Dr Jordan had to create an art work in just four hours and then present it to a panel of judges including some of the most famous faces within the artist community: painter Tai Shan Schierenberg, independent curator Kathleen Soriano and art historian Kate Bryan.
He’s excited that Essex students and colleagues will now be able to see the show: “Students and colleagues began to find out when I appeared on the promo on Sky Arts. Everyone’s been positive and complimentary, but that might change when they see me in action!
“I’ve been a fan of the show for a while, but never applied before, so when I did apply last year, I thought I might get invited to be one of the 50 wild card artists, but to my surprise I was selected to go into one of the six pods. It was a great honour as out of the six of us there was only me and another artist who were amateurs.”

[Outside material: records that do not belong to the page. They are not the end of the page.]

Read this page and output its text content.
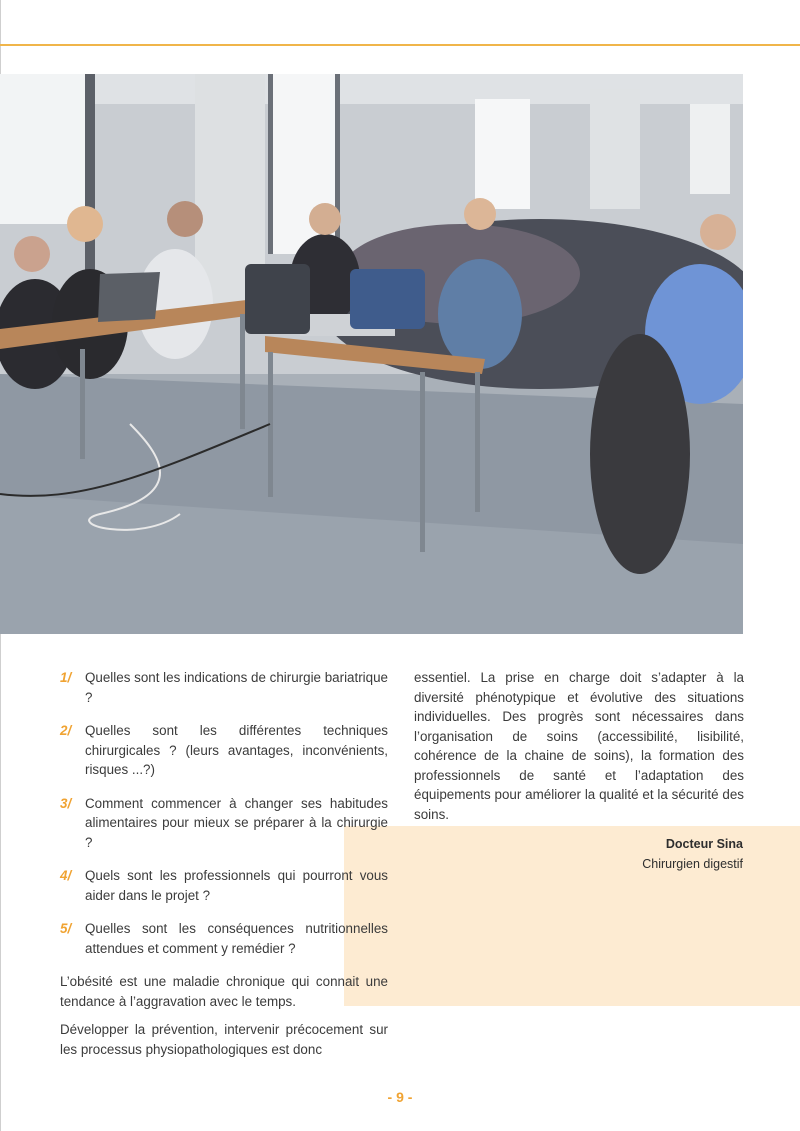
1/	Quelles sont les indications de chirurgie bariatrique ?
2/	Quelles sont les différentes techniques chirurgicales ? (leurs avantages, inconvénients, risques ...?)
3/	Comment commencer à changer ses habitudes alimentaires pour mieux se préparer à la chirurgie ?
4/	Quels sont les professionnels qui pourront vous aider dans le projet ?
5/	Quelles sont les conséquences nutritionnelles attendues et comment y remédier ?

L’obésité est une maladie chronique qui connait une tendance à l’aggravation avec le temps.

Développer la prévention, intervenir précocement sur les processus physiopathologiques est donc

essentiel. La prise en charge doit s’adapter à la diversité phénotypique et évolutive des situations individuelles. Des progrès sont nécessaires dans l’organisation de soins (accessibilité, lisibilité, cohérence de la chaine de soins), la formation des professionnels de santé et l’adaptation des équipements pour améliorer la qualité et la sécurité des soins.

Docteur Sina
Chirurgien digestif
- 9 -
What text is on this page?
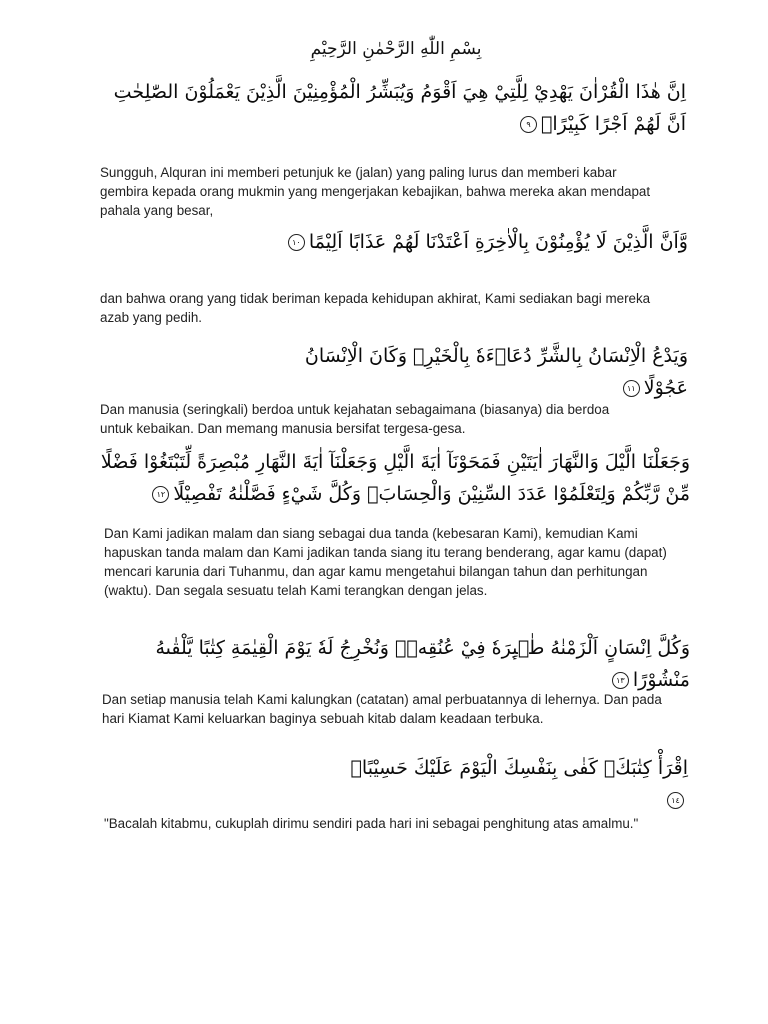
بِسْمِ اللّٰهِ الرَّحْمٰنِ الرَّحِيْمِ

اِنَّ هٰذَا الْقُرْاٰنَ يَهْدِيْ لِلَّتِيْ هِيَ اَقْوَمُ وَيُبَشِّرُ الْمُؤْمِنِيْنَ الَّذِيْنَ يَعْمَلُوْنَ الصّٰلِحٰتِ اَنَّ لَهُمْ اَجْرًا كَبِيْرًاۙ٩

Sungguh, Alquran ini memberi petunjuk ke (jalan) yang paling lurus dan memberi kabar gembira kepada orang mukmin yang mengerjakan kebajikan, bahwa mereka akan mendapat pahala yang besar,

وَّاَنَّ الَّذِيْنَ لَا يُؤْمِنُوْنَ بِالْاٰخِرَةِ اَعْتَدْنَا لَهُمْ عَذَابًا اَلِيْمًا١٠

dan bahwa orang yang tidak beriman kepada kehidupan akhirat, Kami sediakan bagi mereka azab yang pedih.

وَيَدْعُ الْاِنْسَانُ بِالشَّرِّ دُعَاۤءَهٗ بِالْخَيْرِۗ وَكَانَ الْاِنْسَانُ عَجُوْلًا١١

Dan manusia (seringkali) berdoa untuk kejahatan sebagaimana (biasanya) dia berdoa untuk kebaikan. Dan memang manusia bersifat tergesa-gesa.

وَجَعَلْنَا الَّيْلَ وَالنَّهَارَ اٰيَتَيْنِ فَمَحَوْنَآ اٰيَةَ الَّيْلِ وَجَعَلْنَآ اٰيَةَ النَّهَارِ مُبْصِرَةً لِّتَبْتَغُوْا فَضْلًا مِّنْ رَّبِّكُمْ وَلِتَعْلَمُوْا عَدَدَ السِّنِيْنَ وَالْحِسَابَۗ وَكُلَّ شَيْءٍ فَصَّلْنٰهُ تَفْصِيْلًا١٢

Dan Kami jadikan malam dan siang sebagai dua tanda (kebesaran Kami), kemudian Kami hapuskan tanda malam dan Kami jadikan tanda siang itu terang benderang, agar kamu (dapat) mencari karunia dari Tuhanmu, dan agar kamu mengetahui bilangan tahun dan perhitungan (waktu). Dan segala sesuatu telah Kami terangkan dengan jelas.

وَكُلَّ اِنْسَانٍ اَلْزَمْنٰهُ طٰۤىِٕرَهٗ فِيْ عُنُقِهٖۗ وَنُخْرِجُ لَهٗ يَوْمَ الْقِيٰمَةِ كِتٰبًا يَّلْقٰىهُ مَنْشُوْرًا١٣

Dan setiap manusia telah Kami kalungkan (catatan) amal perbuatannya di lehernya. Dan pada hari Kiamat Kami keluarkan baginya sebuah kitab dalam keadaan terbuka.

اِقْرَأْ كِتٰبَكَۗ كَفٰى بِنَفْسِكَ الْيَوْمَ عَلَيْكَ حَسِيْبًاۗ١٤

"Bacalah kitabmu, cukuplah dirimu sendiri pada hari ini sebagai penghitung atas amalmu."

He would like to encourage other artists to take the jump and apply to the show as you never know what could happen.
He said: “The filming was in August in North London on one of the hottest days of the year. Filming didn't end until 8pm so it was a long day. You are made a great fuss of and feel very special on the day.
Stephen felt the time limit brought out the best in himself and his fellow competitors. “I had been called by the production company at the end of June to tell me that I had been selected. I knew I would only have four hours to paint something on the day, so set about training myself on days in July to create something acceptable in my style in four hours, I took some days off work and went off on my bike to paint for four hours in the open, so that on the day I would be used to sitting and painting for that time. It meant that on the day I was able to focus and not panic. In the end I think I did the best I could, but everyone can judge when they watch the programme."

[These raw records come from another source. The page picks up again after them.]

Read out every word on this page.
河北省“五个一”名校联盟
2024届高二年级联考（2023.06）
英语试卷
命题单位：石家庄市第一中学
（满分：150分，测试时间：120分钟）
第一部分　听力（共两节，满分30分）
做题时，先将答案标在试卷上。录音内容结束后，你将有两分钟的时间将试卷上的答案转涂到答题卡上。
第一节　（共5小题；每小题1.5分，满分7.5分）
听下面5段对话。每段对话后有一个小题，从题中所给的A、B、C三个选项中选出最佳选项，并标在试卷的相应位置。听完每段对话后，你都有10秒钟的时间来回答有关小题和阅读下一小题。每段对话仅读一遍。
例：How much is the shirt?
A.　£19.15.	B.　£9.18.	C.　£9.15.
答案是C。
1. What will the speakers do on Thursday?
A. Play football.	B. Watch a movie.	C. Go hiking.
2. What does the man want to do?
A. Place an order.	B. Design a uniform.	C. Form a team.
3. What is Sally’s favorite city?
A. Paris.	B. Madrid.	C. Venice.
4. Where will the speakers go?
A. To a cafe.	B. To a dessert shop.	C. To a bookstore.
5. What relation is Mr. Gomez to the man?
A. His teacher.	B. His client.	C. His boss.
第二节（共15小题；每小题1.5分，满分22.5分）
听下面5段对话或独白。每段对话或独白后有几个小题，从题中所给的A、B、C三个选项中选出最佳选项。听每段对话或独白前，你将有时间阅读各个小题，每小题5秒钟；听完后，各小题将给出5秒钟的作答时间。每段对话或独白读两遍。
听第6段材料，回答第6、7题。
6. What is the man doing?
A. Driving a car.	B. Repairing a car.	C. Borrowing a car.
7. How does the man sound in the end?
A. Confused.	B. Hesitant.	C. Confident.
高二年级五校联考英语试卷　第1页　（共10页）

Funnily enough Stephen didn't really know what the judges thought until he saw the show: “Ironically you don’t get any direct feedback on the day, as this is saved for the recording. The judges and presenters ask you what you are doing, your style and ideas, but do not give you feedback. The first time I will hear what they thought of me is when the show goes out. However, Joan Bakewell came up to me at the end of the day as I was packing away and said she really liked my painting, so that felt good.”
You can discover more about Dr Jordan's work on his website and students might notice Dr Jordan's love for the visual arts in the classroom: “I like teaching about visual assessment tools such as genograms and ecomaps which help in practice, but beyond that I don’t use art in teaching.”
Dr Jordan adds: “I like to play with scale and through that, comment on our place and relationship with the environment. My paintings are concerned with perspective and I am interested in the space where abstraction, realism and landscape can meet.
“I was originally inspired by my father and grandfather who were both amateur artists and loved painting,” Dr Jordan said. “I started seriously in my teens when I got my first oil paints and attended Saturday morning etching classes at the old Carnarvon Road site of South East Essex College of Arts and Technology. I eventually studied A level art under Carol Shillingford in the early 1980s. The college at the time had a number of great artists, including Carol, there was Anthony Farrell, Les Shaw and the potter Richard Baxter."
His artistic interest was first sparked to life by discovering Vincent Van Gogh who inspired his early artwork, but he adds: “Now its Kurt Jackson, Glynn Thomas and John Wonnacott for landscapes and Jean Michel Basquiat, Anselm Kiefer and John Keane for political/ environmental art.”
These artists influence his latest pieces and his art has two main focuses: “Political art which focusses on my environmental and social concerns and other landscape pictures which celebrate the everydayness of things, my allotment, the seafront, local parks.”